Jo focuses on brand spotting and recruiting. In a coup for an indie chain, her bigger Australian stores recently began stocking major corporate brands M.A.C and Lancome (owned by Estee Lauder Group and L'Oreal respectively).

Jo has also overseen the launch of an innovative signature line, followed in August by a keenly priced colour cosmetics range, known as Mecca Max. It’s all about covering the bases.

The firm is wholly privately owned by the couple and although they don’t talk figures, Australian media estimates have put annual takings as high as $500 million. Whatever the sum, a very good punt was made in selling a house to open the first small Mecca Cosmetica store in South Yarra in 1997.

In the five years before this, as a L’Oreal Paris beauty executive in London and then in Melbourne (where she launched L’Oreal’s colour cosmetics locally), Jo’s thinking around beauty had crystallised.

She knew from her own makeup bag that she liked a mix of products, yet beauty assistants on traditional department store counters were paid to recommend just the one brand.

A work trip to the States, where she visited Fred Segal in Santa Monica and Barney’s in New York City, flipped the switch.

“They had these apothecary areas with these new brands on offer and honestly it was electrifying. You walked in and you could just feel the winds of change, the energy, the excitement, the rebellious nature of these products. It was palpable.”

Jo soon set about planning her own inviting beauty mecca.

“It was all about going away from the double-page spread ad with a picture of a product and then saying ‘73 per cent of women say this ... ’ It was much more about how would we, sitting around this table, talk about cosmetics. If you were at a dinner party or chatting with a girlfriend in a store, what would that look like?”

The conversation is now shared online. The Mecca Beauty Junkie YouTube channel has had five million hits and #meccabeautyjunkie is awash with images. Social media has done much to fuel beauty sales and appearance obsession globally.

The selfie generation, which takes in her own teenage daughter, is, however, increasingly savvy, says Jo. “I have great faith in the up-and-coming generation . . . this social media explosion is something they’re riding very well for their own means.”

For retailers the fast-changing landscape is a challenge. If we’re in the age of peak beauty, or only just approaching it, Jo is hopeful that consumers still need a beauty best friend like her.
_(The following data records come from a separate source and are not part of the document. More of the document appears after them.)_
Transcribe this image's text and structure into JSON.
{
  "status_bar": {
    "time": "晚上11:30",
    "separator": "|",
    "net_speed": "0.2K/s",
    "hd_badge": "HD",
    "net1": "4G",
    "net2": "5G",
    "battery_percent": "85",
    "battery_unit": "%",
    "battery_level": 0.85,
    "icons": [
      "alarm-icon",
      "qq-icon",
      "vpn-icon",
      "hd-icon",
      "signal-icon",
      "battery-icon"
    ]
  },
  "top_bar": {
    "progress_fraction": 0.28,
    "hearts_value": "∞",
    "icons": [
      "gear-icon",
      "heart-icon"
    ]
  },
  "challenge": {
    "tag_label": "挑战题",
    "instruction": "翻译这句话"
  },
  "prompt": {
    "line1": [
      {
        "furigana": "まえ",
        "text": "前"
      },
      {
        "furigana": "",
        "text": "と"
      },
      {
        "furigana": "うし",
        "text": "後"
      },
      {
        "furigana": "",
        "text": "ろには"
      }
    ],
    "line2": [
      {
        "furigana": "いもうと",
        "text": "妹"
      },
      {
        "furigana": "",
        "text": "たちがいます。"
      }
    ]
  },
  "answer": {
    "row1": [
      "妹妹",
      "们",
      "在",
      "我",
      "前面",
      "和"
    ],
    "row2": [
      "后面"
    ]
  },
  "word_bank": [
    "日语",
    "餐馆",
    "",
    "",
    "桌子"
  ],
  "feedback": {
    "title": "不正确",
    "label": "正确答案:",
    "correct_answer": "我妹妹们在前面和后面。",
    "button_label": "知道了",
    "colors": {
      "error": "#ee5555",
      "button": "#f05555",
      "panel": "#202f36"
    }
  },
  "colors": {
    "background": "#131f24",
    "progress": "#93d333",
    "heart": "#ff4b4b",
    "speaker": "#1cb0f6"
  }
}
“Customers are either confronted with this barrage of products or are deeply interested in this continually evolving beauty landscape, depending on how much time and interest they have.”

She is counting on her long immersion and undimmed enthusiasm to maintain what she says is Mecca’s key role of editor and navigator, to give customers what they want before they even know they want it.

The one constant, says Jo, is that everybody wants to look happy and healthy, to be their best version. “Psychologically that makes you feel better, and that,” she says, with a few final taps of her cup, “ is the importance of beauty”.